居島(司会) | 今月19日、作家の百田尚樹氏が自身のツイッターで自民党の石破茂元幹事長について怒りのつぶやきをアップしました。百田氏は2017年5月24日の産経新聞の記事を引用。この記事では、韓国紙の東亜日報電子版が、自民党の石破茂氏が慰安婦問題をめぐる平成27年の日韓合意に関し、「韓国で納得を得るまで日本は謝罪するしかない」と述べたとするインタビュー記事が掲載され、これについて石破氏が産経新聞の取材に「謝罪という言葉は一切使っていない」と反論したという内容です。(後略) |
百田 | まー、あのー、まーこれが、石破さんの過去の発言ですけども、えー、去年です。あの東亜日報に対してね、えー、これまあ作家の村上春樹さんも同じこと言ってますけど、「相手が納得するまで謝らなければ」と。これはまあ日本の戦後の、いわゆるまー、日本をダメにした、あーいわゆるサヨクの、まーもう何十年も使い続けた言葉ですよね。これが日本全体をこう、国際社会にひどい貶めることになったわけですが。これをね、こんなこと言う人間。これに対して産経新聞の人は、(石破氏に)何でこんなこと言ったんやいうたら、いやいや謝罪という言葉は使ってないと言ってるんですが、本人は東亜日報に全く抗議していないんですよね。 |
有本 | 謝罪とは言ってないとは言ったんだけど、「両方が納得するまで」とは言ったんということですよ。それで東亜日報には一切抗議をしてない。 |
百田 | それで抗議しないんですか、と言ったら抗議はしませんと。こりゃ本来抗議ですよね、もし言うてないんだとしたら。「何言うてんねん、そんな表現してないだろ、アホンダラボケ、クソ」と言わなあかんのに言うてない。(中略)

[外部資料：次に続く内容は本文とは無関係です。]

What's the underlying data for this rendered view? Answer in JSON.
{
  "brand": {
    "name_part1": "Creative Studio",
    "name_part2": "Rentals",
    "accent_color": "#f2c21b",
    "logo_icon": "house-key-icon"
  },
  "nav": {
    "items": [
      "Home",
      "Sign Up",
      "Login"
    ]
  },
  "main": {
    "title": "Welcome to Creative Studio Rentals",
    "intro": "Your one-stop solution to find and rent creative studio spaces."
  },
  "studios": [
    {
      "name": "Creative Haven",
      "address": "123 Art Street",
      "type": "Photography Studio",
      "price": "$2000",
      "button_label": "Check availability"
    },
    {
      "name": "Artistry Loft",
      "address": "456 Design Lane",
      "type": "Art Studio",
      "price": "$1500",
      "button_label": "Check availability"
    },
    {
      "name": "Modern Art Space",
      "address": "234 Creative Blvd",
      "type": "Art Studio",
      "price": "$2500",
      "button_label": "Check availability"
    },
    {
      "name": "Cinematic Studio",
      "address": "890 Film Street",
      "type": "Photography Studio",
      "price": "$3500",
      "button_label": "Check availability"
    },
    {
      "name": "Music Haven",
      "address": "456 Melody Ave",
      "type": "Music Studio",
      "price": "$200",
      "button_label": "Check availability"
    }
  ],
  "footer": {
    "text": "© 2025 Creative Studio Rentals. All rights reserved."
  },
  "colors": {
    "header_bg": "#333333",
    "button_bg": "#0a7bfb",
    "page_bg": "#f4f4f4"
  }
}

朝日はですね、この数年何とか安倍倒閣を、安倍内閣を倒したいという。えーこのじゃあ実際、現実的にどういった安倍内閣を倒すんだと、なってくるとね。これはね、最初は朝日はアホです、アホですからいわゆる選挙でひっくり返そうと思うとったんです。何度もね。ところが野党がもう軒並みドアホやから、もうナンボやっても選挙に勝てない。これはおそらく自民党を倒すのは無理だと。(中略)そうすると、朝日新聞は何を考えたかというと、自民党内で、自民党はしゃーないから、安倍首相だけは変えようと。いうことですよね。 |
有本 | 安倍で選挙を勝たしておいて、頭だけすげ替えて、自分たちがまあその、要するにえーその人の首根っこを押さえられるような者にトップを変えてしまおうと、こういう風です。 |
百田 | この作戦をいま一生懸命朝日はやってるんですよ。そうなってくると、じゃあその人物を、自分が自分が、あー居のままに操る人物を自民党の中で選ばなあきませんね。それで選ばれた一人が、石破さん。 |
有本 | 一人がっていうか、この人しかいないと思いますよ。朝日が推せる人は今。例えば野田聖子さんなんかもそりゃ朝日に覚えがめでたい部分があるんだけど。野田さんは党内で推薦人集まりません。だからおそらく出られない、総裁選に。総裁選に出て、そこそこ安倍総理のカウンターとしてぶつけられて、なおかつ、えーそのなんというのかな、朝日がですね、えーその生殺与奪を握ると、いう人と言ったら石破さんしかいない。石破さんは、確かに百田さんおっしゃるように、ひとつはこの問題ですね。慰安婦の問題。 |
百田 | 慰安婦に関して韓国に納得するまで謝ると。 |
有本 | それからいろいろあるんですよ。石破さんになったら恐らく消費税増税です。はい。(中略) |
百田 | いま朝日新聞は、安倍総理を叩く、昭恵さんを叩く、一方で石破さんに一生懸命梯子をかけてる。 |
有本 | 石破さんをアゲてますよね。(中略) |
百田 | いまから朝日新聞は、安倍おろしと同時に石破アゲを、一生懸命まあ両方やってるわな。 |
2018.3月時点で、「石破=朝日新聞=親韓=左翼」という図式が保守界隈で出来上がっていた。その結果、石破に関する過去の報道が「発掘」されることになった。保守界隈がことさら石破氏批判に躍起になった根拠は、2017.5.24日の産経新聞報道である。保守派は従来から「従軍慰安婦は高い給料を貰っており、よって日本が謝る必要はない」、「従軍慰安婦はでっち上げ」、「日本側からの謝罪」という世界観はもっての外」等と繰り返してきた。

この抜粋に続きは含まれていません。